AUTHORS' CONCLUSIONS: We identified a small number of studies that met our inclusion criteria, and these differed in the controls they used and how they measured important outcomes. Limited data from these trials provide very low- to low-certainty evidence, and we are unable to draw conclusions to support the use of local intramuscular transplantation of BMMNC for improving clinical outcomes in people with CLI. Evidence from larger RCTs is needed in order to provide adequate statistical power to assess the role of this procedure.

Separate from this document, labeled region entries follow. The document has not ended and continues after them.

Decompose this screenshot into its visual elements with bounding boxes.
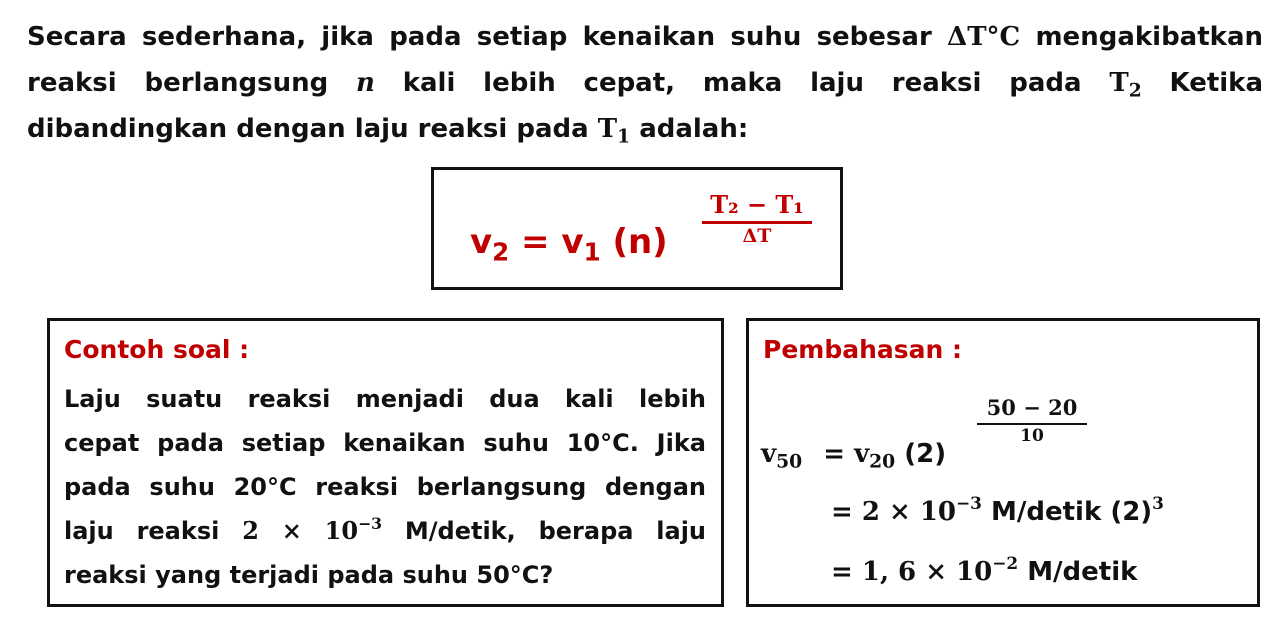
v20-sub: 20: [869, 450, 896, 473]
problem-text: laju reaksi: [64, 517, 220, 545]
intro-line-1: [27, 14, 1263, 60]
exponent-denominator: 10: [1020, 426, 1044, 446]
solution-step-1-exponent: [977, 396, 1087, 447]
t-letter: T: [1109, 68, 1129, 98]
intro-text: reaksi berlangsung: [27, 68, 329, 98]
problem-line: [64, 509, 706, 553]
n-symbol: n: [356, 68, 375, 98]
intro-text: dibandingkan dengan laju reaksi pada: [27, 114, 589, 144]
rate-mantissa: 2 × 10: [242, 516, 359, 545]
rate-exponent: −3: [956, 493, 982, 514]
t-subscript: 2: [1128, 79, 1142, 102]
base-two: (2): [1110, 497, 1153, 527]
t-letter: T: [597, 114, 618, 144]
exponent-numerator: T₂ − T₁: [702, 192, 812, 224]
equals-sign: =: [831, 557, 853, 587]
intro-text: Secara sederhana, jika pada setiap kenaikan suhu sebesar: [27, 22, 932, 52]
problem-line: pada suhu 20°C reaksi berlangsung dengan: [64, 473, 706, 501]
base-two: (2): [904, 439, 947, 469]
result-mantissa: 1, 6 × 10: [861, 557, 993, 587]
example-title: Contoh soal :: [64, 335, 250, 364]
problem-text: M/detik, berapa laju: [404, 517, 707, 545]
problem-line: reaksi yang terjadi pada suhu 50°C?: [64, 561, 554, 589]
v20-symbol: v: [854, 439, 870, 469]
intro-line-2: [27, 60, 1263, 106]
solution-step-3: [831, 553, 1138, 587]
formula-v2: v: [470, 222, 493, 262]
formula-base: (n): [612, 222, 668, 262]
rate-mantissa: 2 × 10: [861, 497, 957, 527]
unit-label: M/detik: [1027, 557, 1138, 587]
equals-sign: =: [823, 439, 845, 469]
solution-title: Pembahasan :: [763, 335, 963, 364]
intro-text: mengakibatkan: [1035, 22, 1263, 52]
result-exponent: −2: [992, 553, 1019, 574]
problem-rate-value: [242, 513, 383, 545]
solution-step-1: [761, 439, 947, 473]
solution-step-2: [831, 493, 1164, 527]
v50-symbol: v: [761, 439, 777, 469]
example-problem: [64, 377, 706, 597]
rate-formula: [470, 222, 668, 267]
equals-sign: =: [831, 497, 853, 527]
exponent-denominator: ΔT: [742, 225, 772, 247]
intro-paragraph: [27, 14, 1263, 152]
exponent-numerator: 50 − 20: [977, 396, 1087, 425]
unit-label: M/detik: [991, 497, 1102, 527]
v50-sub: 50: [776, 450, 803, 473]
rate-exponent: −3: [358, 513, 383, 533]
intro-text: Ketika: [1169, 68, 1264, 98]
solution-box: [746, 318, 1260, 607]
example-box: [47, 318, 724, 607]
formula-v1-sub: 1: [583, 237, 601, 267]
t-subscript: 1: [617, 125, 631, 148]
power-three: 3: [1152, 493, 1164, 514]
t2-symbol: [1109, 68, 1142, 102]
formula-v2-sub: 2: [492, 237, 510, 267]
problem-line: cepat pada setiap kenaikan suhu 10°C. Jika: [64, 429, 706, 457]
t1-symbol: [597, 114, 631, 148]
intro-line-3: [27, 106, 1263, 152]
problem-line: Laju suatu reaksi menjadi dua kali lebih: [64, 385, 706, 413]
formula-exponent: [702, 192, 812, 248]
delta-t-symbol: ΔT°C: [947, 22, 1021, 52]
formula-equals: =: [521, 222, 550, 262]
intro-text: adalah:: [639, 114, 749, 144]
formula-v1: v: [561, 222, 584, 262]
formula-box: [431, 167, 843, 290]
intro-text: kali lebih cepat, maka laju reaksi pada: [402, 68, 1082, 98]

外周动脉疾病是一个主要的健康问题,约 1%至 2%的患者疾病会进展为严重肢体缺血(CLI),也称为严重肢体缺血性疾病。在大量 CLI 患者中,除了截肢之外,没有其他有效的治疗选择,大约四分之一的这些患者在接下来的一年中需要进行大截肢。这是 2011 年首次发表的一篇综述的第二次更新。

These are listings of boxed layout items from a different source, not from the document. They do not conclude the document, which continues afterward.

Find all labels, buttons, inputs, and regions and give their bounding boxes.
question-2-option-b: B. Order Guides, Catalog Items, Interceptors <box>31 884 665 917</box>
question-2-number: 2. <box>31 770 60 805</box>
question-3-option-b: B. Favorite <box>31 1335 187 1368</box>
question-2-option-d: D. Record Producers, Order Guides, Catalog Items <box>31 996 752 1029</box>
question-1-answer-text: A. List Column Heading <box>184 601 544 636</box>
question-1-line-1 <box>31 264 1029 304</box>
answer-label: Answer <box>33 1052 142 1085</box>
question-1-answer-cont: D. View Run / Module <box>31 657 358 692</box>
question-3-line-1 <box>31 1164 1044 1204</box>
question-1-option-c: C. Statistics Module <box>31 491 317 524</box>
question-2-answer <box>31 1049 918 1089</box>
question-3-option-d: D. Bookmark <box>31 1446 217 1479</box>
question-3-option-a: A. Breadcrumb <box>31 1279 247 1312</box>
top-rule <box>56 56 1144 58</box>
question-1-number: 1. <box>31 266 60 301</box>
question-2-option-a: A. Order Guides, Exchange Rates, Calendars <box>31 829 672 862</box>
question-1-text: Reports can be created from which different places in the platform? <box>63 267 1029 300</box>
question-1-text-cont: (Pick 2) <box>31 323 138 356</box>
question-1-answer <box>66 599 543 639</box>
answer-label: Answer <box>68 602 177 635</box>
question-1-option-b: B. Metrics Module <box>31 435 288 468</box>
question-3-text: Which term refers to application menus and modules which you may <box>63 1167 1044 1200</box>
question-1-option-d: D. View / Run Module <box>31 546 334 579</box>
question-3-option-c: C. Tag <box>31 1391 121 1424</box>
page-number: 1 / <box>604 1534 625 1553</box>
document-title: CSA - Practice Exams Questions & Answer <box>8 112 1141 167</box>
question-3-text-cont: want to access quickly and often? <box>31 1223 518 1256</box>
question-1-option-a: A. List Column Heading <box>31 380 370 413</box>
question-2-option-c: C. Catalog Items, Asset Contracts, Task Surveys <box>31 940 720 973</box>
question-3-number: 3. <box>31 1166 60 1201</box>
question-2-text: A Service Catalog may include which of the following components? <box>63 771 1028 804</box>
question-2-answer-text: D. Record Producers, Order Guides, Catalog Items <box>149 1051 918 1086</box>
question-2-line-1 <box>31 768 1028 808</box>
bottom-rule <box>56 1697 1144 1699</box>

评估自体成人间质干细胞(BMMNC)局部肌肉内移植作为 CLI 治疗方法的疗效和安全性。
我们使用了标准的、广泛的 Cochrane 检索方法。最新的检索日期为 2021 年 11 月 8 日。
我们纳入了所有将参与者随机分配至自体成人间质干细胞肌肉内给药或对照组(无干预、常规保守治疗或安慰剂)的 CLI 随机对照试验(RCT)。
我们排除了仅使用细胞培养或非自体细胞的研究,以及非随机设计的研究。
我们使用了标准的 Cochrane 方法。我们主要关注的结局指标是全因死亡率、疼痛和截肢。我们的次要结局指标包括血管造影分析、踝肱指数(ABI)、无痛行走距离、副作用和并发症。我们使用 GRADE 方法评估证据的确定性。
我们纳入了四项 RCT,共纳入 176 名临床诊断为 CLI 的患者。参与者被随机分配至接受 BMMNC 肌肉内细胞植入或对照组。对照组在研究之间有所不同,包括常规治疗、稀释的自体外周血和生理盐水。与对照组相比,BMMNC 给药与死亡率之间没有明显的关联(风险比(RR)1.00,95%置信区间(CI)0.15 至 6.63;3 项研究,123 名参与者;极低确定性证据)。所有试验均评估了疼痛严重程度的变化,但试验使用了不同形式的疼痛评估工具,因此我们无法进行数据合并。三项研究单独报告称,BMMNC 组与对照组之间在疼痛减轻方面没有差异。一项研究报告称,BMMNC 组的静息疼痛减轻程度大于对照组(极低确定性证据)。四项试验均报告了研究结束时的截肢率。我们不确定 BMMNC 组与对照组相比,截肢是否减少,因为敏感性分析后可能存在较小的效果(RR 0.52,95% CI 0.27 至 0.99;4 项研究,176 名参与者;极低确定性证据)。纳入的研究均未报告任何血管造影分析。踝肱指数的报告方式因研究而异,因此我们无法进行数据合并。三项研究报告两组之间无变化,一项研究报告 BMMNC 组的 ABI 改善(作为血流动力学改善)大于对照组(极低确定性证据)。一项研究报告了无痛行走距离,发现 BMMNC 组与对照组之间无明显差异(低确定性证据)。我们合并了随访期间报告的副作用数据,结果显示 BMMNC 组与对照组之间没有明显差异(RR 2.13,95% CI 0.50 至 8.97;4 项研究,176 名参与者;极低确定性证据)。由于对偏倚风险、不精确性和不一致性的担忧,我们降低了证据的确定性等级。
我们发现了少数符合纳入标准的研究,这些研究在对照组的使用和重要结局的测量方式上存在差异。这些试验提供的有限数据提供了极低至低确定性证据,我们无法得出支持使用自体成人间质干细胞局部肌肉内移植改善 CLI 患者临床结局的结论。需要更大规模的 RCT 证据,以提供足够的统计效力来评估该手术的作用。